価格(2023年9月現在:千円台切り上げ:税込)
ガソリン2WD/6ATは799万円~。ディーゼル2WDは877万円~、4WDは899万円~となっている。
付けておきたい必需装備は、FFヒーター(261,690円)、マックスファンベンチレーター(87,340円)が挙げられる。その他のオプションについてはこちら。
他モデル
まず、クレソンジャーニーの価格を書いておくと、ディーゼル2WDで952万円~となっている。ディーゼル2WDの比較ではジープニーは75万円安価だ。

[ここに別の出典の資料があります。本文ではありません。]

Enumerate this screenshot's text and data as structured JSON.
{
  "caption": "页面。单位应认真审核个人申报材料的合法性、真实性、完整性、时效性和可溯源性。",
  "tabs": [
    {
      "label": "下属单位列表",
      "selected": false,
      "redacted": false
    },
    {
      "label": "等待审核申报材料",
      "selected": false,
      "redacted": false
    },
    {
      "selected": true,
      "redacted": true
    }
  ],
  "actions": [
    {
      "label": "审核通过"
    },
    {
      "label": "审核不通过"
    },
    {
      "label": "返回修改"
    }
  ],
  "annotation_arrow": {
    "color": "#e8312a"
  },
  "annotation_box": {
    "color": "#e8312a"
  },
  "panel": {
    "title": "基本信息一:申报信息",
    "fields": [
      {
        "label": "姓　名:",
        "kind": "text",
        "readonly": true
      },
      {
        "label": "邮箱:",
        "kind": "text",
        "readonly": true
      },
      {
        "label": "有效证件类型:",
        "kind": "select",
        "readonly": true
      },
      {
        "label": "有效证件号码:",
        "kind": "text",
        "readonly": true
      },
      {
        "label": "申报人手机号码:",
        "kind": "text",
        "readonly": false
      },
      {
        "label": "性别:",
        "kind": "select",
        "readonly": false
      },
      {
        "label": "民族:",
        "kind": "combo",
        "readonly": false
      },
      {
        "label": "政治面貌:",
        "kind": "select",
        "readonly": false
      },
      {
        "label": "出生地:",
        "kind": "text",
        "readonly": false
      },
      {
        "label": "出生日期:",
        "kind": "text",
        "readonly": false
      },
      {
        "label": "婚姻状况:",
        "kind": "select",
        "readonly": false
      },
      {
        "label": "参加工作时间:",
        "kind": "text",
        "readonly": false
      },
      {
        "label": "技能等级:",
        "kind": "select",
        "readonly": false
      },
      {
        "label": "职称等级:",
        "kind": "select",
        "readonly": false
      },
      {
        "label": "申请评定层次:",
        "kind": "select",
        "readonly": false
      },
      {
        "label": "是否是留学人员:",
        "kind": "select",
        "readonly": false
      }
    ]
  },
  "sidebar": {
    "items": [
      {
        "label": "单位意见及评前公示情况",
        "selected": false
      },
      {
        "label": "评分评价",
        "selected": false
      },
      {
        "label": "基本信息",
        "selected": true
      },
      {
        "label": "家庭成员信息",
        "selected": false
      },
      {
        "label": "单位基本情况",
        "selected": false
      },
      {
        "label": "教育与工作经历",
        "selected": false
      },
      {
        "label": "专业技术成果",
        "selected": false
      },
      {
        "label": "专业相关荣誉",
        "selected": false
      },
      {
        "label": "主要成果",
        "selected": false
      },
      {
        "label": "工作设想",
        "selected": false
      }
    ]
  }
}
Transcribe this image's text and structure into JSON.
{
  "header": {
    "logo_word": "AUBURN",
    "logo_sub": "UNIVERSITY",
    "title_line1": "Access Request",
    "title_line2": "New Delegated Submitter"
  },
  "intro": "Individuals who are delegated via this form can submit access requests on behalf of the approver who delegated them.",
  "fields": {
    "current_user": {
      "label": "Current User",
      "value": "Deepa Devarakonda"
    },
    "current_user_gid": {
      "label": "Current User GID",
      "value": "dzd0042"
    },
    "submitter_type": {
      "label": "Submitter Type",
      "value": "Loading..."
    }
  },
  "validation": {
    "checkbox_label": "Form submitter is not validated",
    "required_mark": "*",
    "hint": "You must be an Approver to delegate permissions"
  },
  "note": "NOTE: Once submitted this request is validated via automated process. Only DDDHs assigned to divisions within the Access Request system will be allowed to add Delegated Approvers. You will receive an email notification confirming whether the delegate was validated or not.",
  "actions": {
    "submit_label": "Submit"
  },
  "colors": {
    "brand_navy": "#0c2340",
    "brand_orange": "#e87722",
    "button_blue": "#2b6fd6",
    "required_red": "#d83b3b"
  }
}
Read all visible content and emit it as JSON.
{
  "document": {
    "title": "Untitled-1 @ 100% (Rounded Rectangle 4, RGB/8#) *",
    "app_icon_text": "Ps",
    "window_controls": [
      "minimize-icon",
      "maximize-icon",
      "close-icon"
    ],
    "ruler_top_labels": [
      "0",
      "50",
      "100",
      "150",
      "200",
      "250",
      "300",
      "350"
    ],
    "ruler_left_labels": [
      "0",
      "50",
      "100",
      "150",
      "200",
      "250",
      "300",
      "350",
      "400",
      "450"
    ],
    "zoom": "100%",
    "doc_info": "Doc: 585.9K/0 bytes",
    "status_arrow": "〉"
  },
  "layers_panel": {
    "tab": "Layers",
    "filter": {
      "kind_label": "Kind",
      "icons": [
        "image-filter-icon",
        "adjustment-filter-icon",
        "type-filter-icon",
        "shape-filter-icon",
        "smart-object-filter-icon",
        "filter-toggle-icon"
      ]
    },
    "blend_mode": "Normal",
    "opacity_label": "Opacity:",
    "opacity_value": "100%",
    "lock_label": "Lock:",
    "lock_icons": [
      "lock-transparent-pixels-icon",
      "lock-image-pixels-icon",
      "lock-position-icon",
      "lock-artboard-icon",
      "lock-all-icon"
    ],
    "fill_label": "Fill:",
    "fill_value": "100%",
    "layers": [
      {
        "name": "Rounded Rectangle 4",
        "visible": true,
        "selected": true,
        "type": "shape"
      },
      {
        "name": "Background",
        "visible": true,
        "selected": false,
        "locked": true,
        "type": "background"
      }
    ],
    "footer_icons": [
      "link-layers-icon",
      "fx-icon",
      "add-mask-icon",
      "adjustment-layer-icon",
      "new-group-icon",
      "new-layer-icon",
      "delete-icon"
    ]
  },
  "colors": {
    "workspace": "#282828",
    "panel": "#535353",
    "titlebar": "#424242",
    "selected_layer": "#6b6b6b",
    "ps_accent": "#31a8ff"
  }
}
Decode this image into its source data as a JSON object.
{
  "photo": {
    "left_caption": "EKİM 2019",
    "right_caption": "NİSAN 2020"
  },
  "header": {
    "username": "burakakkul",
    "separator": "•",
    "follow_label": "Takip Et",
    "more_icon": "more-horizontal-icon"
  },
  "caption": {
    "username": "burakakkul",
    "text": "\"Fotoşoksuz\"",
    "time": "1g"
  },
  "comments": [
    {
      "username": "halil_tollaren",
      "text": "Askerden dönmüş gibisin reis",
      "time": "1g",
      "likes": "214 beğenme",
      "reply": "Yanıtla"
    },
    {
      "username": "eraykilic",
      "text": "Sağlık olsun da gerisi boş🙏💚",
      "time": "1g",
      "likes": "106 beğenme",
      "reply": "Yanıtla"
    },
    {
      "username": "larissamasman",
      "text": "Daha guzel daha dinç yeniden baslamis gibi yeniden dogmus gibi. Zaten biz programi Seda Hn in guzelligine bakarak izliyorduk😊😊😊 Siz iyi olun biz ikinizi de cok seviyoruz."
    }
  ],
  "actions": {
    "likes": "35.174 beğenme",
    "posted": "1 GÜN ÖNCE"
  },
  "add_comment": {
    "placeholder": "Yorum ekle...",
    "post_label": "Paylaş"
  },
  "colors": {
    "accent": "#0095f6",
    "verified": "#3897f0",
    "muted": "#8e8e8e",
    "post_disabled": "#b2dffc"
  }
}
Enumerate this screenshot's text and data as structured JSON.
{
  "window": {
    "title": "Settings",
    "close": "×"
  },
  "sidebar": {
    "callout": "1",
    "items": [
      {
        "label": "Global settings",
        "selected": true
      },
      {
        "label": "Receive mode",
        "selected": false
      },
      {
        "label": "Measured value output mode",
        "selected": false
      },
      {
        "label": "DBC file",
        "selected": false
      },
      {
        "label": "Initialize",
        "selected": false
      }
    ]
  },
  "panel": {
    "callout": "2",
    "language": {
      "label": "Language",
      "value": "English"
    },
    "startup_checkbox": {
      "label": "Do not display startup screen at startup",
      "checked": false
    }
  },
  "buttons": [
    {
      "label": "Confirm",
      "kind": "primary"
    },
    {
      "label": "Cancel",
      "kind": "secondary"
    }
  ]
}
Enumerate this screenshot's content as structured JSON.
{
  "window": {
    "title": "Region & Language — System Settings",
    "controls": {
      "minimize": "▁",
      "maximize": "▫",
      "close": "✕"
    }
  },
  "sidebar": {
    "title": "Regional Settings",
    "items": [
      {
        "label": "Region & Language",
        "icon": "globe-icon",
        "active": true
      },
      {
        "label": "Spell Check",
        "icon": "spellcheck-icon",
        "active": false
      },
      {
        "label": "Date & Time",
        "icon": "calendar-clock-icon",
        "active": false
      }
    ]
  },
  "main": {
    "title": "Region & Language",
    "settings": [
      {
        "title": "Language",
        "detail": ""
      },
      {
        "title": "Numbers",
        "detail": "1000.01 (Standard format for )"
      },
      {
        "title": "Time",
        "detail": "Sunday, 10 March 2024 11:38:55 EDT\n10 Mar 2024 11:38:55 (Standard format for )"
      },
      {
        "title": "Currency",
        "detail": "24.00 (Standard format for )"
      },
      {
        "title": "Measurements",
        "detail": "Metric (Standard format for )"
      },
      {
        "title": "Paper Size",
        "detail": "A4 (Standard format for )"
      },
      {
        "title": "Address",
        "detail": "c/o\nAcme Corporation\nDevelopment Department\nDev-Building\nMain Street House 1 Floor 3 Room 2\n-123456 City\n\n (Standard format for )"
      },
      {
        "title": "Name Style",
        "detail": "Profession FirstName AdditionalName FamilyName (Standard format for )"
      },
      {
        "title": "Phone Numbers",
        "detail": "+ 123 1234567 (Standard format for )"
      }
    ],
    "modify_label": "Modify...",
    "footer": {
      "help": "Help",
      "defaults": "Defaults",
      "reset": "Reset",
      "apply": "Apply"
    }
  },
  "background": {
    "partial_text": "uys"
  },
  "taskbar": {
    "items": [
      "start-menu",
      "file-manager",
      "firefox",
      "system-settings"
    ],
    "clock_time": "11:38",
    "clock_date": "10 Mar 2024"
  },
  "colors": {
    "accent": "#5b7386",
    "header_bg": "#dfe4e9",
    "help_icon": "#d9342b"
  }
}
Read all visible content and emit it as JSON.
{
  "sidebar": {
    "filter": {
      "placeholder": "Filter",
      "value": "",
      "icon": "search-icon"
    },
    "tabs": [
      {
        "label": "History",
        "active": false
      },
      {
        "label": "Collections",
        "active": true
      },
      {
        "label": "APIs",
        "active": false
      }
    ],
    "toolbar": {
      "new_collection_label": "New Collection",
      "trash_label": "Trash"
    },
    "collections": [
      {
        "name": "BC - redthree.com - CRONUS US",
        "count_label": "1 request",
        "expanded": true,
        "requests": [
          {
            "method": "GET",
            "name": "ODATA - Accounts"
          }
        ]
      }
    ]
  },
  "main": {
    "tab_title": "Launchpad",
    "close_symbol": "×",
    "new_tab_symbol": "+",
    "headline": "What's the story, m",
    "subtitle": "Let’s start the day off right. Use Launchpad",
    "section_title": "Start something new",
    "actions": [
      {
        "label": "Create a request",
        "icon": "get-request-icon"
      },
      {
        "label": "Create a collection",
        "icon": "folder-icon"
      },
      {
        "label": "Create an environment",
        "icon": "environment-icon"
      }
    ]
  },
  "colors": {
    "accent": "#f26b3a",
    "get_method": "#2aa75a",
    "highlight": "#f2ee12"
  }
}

次に他社のモデルをみると、車幅が2000mmを切るモデルは、バンテックのコルドシリーズ(車幅1980mm:915万円~)、AtoZのアンソニーシリーズ(車幅1910mm:735万円~)、キャンパー厚木のパピーシリーズ(車幅1740mm:832万円~)がある。
コルドシリーズはディーゼルワイドトレッドだが、アンソニーシリーズとパピーシリーズには、ガソリン標準トレッドを選択できる。アンソニースペンドとパピーシリーズには、ディーゼルも用意されている。
まとめ
ジープニーの最大の特徴は、車幅が2000mmになったこと。これにより一般的な5x2mの駐車枠に収まるとしている。しかし、おそらく最大の特徴は価格だろう。クレソンジャーニーとは車幅が80mmしか違わず、内容はほとんど同じで、価格はディーゼル2WDで75万円も安価だ。
更に、ガソリン標準トレッドを設定することにより、800万円を切るカムロードキャブコンを追加することができ、価格競争力で勝っていたアンソニーにも対抗できるようになった。
一方、車幅2000mmは中途半端な印象を受ける。パピーシリーズの1740mmというのは、ノアやヴォクシーなど普通のミニバンと同程度で、家庭のカーポートに入るということで好評を得ている。ジープニーがここまでやれば面白かったかもしれない。